We attended a briefing at the Business Council for International Understanding last week at the IMF/World Bank spring meetings in Washington DC. Nigeria was the focus and Lagos stood out as the poster child. The briefing was well attended by Lagos State government officials including the governor.
Last year GDP for Lagos State stood at US$92.9bn (data drawn from the state’s own statistics). The population is currently estimated at 24.8 million with a rapidly growing middle class, pointing towards a huge consumption market. The keynote speaker, Governor Ambode, gave useful insights into investment opportunities within Nigeria’s commercial hub.
Based on data from the UN, as quoted by the governor, Lagos receives 80 visiting individuals per hour. As such, he disclosed that transportation features on the priority list of his administration’s agenda. There are ongoing conversations geared towards developing integrated multi-modal transport systems (roads and waterways).
Power supply shortages remain a key issue not just for Lagos but the country in general. However, to encourage business activities generally as well as manufacturing within the state, a few energy projects have been initiated. The governor discussed Island Power, a US$16m power project expected to generate 9.7MW.
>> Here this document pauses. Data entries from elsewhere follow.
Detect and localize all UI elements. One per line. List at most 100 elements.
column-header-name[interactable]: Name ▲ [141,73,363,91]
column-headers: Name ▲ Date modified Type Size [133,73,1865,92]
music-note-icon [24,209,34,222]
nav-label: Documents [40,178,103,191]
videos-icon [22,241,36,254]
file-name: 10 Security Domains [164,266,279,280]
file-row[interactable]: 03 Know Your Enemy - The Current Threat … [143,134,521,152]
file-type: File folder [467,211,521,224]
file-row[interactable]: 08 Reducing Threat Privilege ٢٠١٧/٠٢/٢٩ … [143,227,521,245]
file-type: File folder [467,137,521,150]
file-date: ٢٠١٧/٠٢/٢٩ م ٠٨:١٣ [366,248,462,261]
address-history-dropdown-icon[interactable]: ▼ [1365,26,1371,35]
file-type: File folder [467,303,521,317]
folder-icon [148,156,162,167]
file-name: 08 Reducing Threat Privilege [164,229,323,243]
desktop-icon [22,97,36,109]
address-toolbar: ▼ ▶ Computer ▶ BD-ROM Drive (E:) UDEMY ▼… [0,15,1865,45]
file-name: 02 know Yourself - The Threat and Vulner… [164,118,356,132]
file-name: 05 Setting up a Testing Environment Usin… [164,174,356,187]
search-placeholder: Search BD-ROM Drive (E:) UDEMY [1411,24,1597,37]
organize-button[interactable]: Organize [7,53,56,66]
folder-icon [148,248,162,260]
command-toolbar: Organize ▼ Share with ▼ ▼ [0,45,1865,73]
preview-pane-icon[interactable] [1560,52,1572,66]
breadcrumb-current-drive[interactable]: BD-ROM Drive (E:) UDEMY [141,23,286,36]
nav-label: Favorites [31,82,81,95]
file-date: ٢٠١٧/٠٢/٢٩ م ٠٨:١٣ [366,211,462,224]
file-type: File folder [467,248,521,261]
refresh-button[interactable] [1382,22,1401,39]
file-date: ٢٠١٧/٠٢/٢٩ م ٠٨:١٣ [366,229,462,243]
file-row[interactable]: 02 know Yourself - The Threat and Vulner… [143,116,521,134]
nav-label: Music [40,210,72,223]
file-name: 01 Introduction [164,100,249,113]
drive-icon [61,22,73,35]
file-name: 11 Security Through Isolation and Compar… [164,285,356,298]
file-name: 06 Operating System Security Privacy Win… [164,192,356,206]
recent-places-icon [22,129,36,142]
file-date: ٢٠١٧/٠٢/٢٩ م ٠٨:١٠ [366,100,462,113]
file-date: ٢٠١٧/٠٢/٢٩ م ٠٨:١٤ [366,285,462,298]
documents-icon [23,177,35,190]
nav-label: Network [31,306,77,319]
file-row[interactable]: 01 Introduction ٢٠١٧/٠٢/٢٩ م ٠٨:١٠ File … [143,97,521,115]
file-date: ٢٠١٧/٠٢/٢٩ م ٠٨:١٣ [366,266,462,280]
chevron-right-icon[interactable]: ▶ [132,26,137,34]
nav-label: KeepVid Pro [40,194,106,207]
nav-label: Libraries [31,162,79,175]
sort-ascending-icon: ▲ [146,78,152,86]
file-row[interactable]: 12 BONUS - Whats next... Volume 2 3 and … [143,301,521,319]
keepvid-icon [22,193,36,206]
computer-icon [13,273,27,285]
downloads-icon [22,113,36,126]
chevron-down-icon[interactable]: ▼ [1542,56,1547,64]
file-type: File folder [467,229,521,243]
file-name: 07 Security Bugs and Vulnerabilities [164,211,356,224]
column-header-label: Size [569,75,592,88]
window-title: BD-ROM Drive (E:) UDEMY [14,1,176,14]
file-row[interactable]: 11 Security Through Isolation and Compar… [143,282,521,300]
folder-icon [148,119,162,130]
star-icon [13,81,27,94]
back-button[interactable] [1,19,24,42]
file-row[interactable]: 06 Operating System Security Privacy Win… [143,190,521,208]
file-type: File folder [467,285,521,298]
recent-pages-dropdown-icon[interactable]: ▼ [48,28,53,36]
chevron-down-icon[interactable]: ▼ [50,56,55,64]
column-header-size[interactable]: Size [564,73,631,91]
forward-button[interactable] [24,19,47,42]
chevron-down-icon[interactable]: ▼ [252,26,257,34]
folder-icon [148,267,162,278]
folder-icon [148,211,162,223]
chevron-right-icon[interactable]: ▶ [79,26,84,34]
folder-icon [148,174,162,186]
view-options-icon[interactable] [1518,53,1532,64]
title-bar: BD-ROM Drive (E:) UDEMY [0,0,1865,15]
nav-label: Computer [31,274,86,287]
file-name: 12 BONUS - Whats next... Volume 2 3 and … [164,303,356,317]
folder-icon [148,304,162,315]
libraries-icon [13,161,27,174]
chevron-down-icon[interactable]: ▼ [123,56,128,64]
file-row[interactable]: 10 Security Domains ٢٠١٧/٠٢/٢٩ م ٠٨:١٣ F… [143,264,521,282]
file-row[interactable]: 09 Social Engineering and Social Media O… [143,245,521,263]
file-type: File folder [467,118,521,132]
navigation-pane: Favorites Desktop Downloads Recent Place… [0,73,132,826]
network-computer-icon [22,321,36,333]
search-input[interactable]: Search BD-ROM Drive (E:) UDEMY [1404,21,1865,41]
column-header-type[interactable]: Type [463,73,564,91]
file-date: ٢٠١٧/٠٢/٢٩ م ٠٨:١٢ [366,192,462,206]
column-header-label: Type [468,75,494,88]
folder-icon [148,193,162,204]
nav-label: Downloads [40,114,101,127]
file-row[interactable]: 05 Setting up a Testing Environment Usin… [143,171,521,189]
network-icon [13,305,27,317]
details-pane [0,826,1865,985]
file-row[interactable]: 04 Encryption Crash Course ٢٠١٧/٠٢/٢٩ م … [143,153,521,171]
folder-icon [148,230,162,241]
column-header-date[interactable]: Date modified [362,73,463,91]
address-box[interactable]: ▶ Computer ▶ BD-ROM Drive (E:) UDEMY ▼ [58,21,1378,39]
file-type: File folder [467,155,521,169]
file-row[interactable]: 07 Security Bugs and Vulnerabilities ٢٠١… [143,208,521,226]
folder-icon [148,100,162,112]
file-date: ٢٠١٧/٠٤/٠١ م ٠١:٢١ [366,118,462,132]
Investment opportunities within the tourism sector also cropped up and delegates seemed enthusiastic. Lagos State is culturally rich and has not fully capitalized on converting this positive into tourist attractions. Rather than a replica of Disney World, the authorities and/or the private sector could develop a tourist center that captures the state’s cultural characteristics.
Lagos is one of the country’s largest markets for agro-products, and we learned during the briefing from a senior Uber executive that the company is currently developing an app for tomato transportation into Lagos. Tomato distribution across the country is challenging: it is often said that half of the locally produced tomatoes rot before getting to end-users.
The Lekki free trade zone was also covered at the briefing. Incentives are available to increase investors’ appetite. These include zero-tax on rental income during the pioneer period; zero-duty on the purchase of power generation equipment; and one-stop approval for all permits, operation licenses, and incorporation papers.
Lagos State has consistently achieved the highest internally generated revenue/total revenue ratio over the past few years. Based on the most recent CBN data, in 2015 the ratio stood at 69%, compared with 53% and 50% for Enugu and Ogun respectively.
The Lagos State government is to be applauded for its efforts to attract investment into the country. However, for Nigeria to achieve inclusive growth, all other state governments need to identify their comparative advantage, develop it, and create favorable conditions for local and offshore investors.